Built as part of 100 Days of Code (Day 17), this is a True/False trivia quiz that exists in two versions inside the same repo. The original preserves the course exercise exactly as taught — one file, procedural, minimal abstraction. The advanced version is a complete rebuild with strictly separated logic, display, and config layers, three distinct game modes, and a polished terminal experience — all without a single external dependency.
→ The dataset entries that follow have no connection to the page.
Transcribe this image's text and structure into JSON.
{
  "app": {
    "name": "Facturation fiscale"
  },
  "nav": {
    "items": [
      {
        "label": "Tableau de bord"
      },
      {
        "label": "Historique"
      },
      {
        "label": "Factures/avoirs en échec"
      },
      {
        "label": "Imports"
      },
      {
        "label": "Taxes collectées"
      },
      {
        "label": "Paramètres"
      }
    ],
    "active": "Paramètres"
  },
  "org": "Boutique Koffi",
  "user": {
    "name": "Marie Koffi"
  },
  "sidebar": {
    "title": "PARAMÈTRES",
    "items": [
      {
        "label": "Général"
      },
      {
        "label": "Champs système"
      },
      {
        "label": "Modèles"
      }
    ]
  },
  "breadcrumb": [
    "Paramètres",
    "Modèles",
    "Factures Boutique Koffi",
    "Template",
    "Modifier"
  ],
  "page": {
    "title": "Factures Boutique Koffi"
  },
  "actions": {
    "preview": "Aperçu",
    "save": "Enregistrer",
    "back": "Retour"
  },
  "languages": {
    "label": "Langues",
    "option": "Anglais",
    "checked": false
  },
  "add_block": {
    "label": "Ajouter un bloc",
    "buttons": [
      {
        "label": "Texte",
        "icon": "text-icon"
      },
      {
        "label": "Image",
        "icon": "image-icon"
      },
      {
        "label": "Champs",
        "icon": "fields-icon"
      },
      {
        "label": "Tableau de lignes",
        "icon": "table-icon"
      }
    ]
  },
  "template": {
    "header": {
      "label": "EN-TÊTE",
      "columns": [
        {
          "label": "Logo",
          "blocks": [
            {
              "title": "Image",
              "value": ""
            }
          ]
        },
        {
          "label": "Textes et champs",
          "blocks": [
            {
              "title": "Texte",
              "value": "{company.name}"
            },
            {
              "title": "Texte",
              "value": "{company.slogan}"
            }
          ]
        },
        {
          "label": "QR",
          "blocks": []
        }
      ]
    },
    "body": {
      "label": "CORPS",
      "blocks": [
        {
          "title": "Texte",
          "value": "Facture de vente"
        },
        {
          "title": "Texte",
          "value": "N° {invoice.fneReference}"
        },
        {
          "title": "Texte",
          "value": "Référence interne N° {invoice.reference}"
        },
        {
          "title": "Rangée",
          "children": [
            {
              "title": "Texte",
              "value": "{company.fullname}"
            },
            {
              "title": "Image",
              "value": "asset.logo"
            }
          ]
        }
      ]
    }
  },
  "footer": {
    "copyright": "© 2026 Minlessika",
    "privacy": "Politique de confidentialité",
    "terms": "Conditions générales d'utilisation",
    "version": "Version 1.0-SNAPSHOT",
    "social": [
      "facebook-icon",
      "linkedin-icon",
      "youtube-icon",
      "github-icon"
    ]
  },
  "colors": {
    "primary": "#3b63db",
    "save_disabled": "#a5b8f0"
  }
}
Software game python OOP CLI terminal terminal-ux dataclasses

Quick Facts

Tech:
Python 3.10+ dataclasses enum termios tty subprocess sys os html random time

Overview

Problem

The course exercise produced a working quiz but everything lived in one file — data, models, UI, and game loop all tangled together. There was no way to add questions without digging through logic code, and no separation between what the program knew and what it showed. The terminal experience was bare: no color, no animation, no real navigation — just raw input() calls. As a learning milestone it was fine, but as a portfolio piece it didn't reflect what I actually know how to build.

Solution

I built two parallel versions launchable from a single root menu.py that uses subprocess to launch each version cleanly. The original is preserved intact as a reference point. The advanced version separates into four strict layers: quiz.py for pure logic with zero print() calls, display.py for all terminal output, config.py for constants, and main.py as the thin orchestrator. A shared art.py and questions.py at the project root are imported by both versions using a sys.path insert that walks up from __file__, keeping shared assets centralized without needing a package structure. Three game modes — Classic, Sudden Death, and Lightning — are dispatched through a MODES dict keyed by the Mode enum.

Challenges

The hardest part was getting single-keypress input to feel right. Python's standard input() requires Enter after every answer, which kills the UX of a fast-paced quiz. I dropped into raw terminal mode using termios and tty to read one character at a time, but arrow keys send a 3-byte ANSI escape sequence (ESC [ A) rather than a single character — so I had to read multiple bytes and map them to named keys like 'UP'. The trickiest detail was restoring terminal settings in a finally block no matter what, so the terminal never ends up in a broken state if the program exits unexpectedly. The second challenge was the shared import structure: both subdirectories run as subprocesses from their own working directories, which breaks naive relative imports of root-level files. Solving it with sys.path.insert(0, root) using __file__ to locate the project root was simple but took a few failed attempts to get right.

Results / Metrics

The project makes the gap between "course done" and "production-minded" visible — both versions live side by side so the contrast is immediate. I got comfortable with Python's low-level terminal I/O for the first time, and the architecture of quiz.py is genuinely portable: it could be dropped into a web backend or Discord bot with no changes. The questions.py file means anyone can add trivia without touching the logic. If I built it again I'd store questions in JSON so non-developers could edit the bank without opening Python at all, and I'd add a high-score tracker persisted to a local file.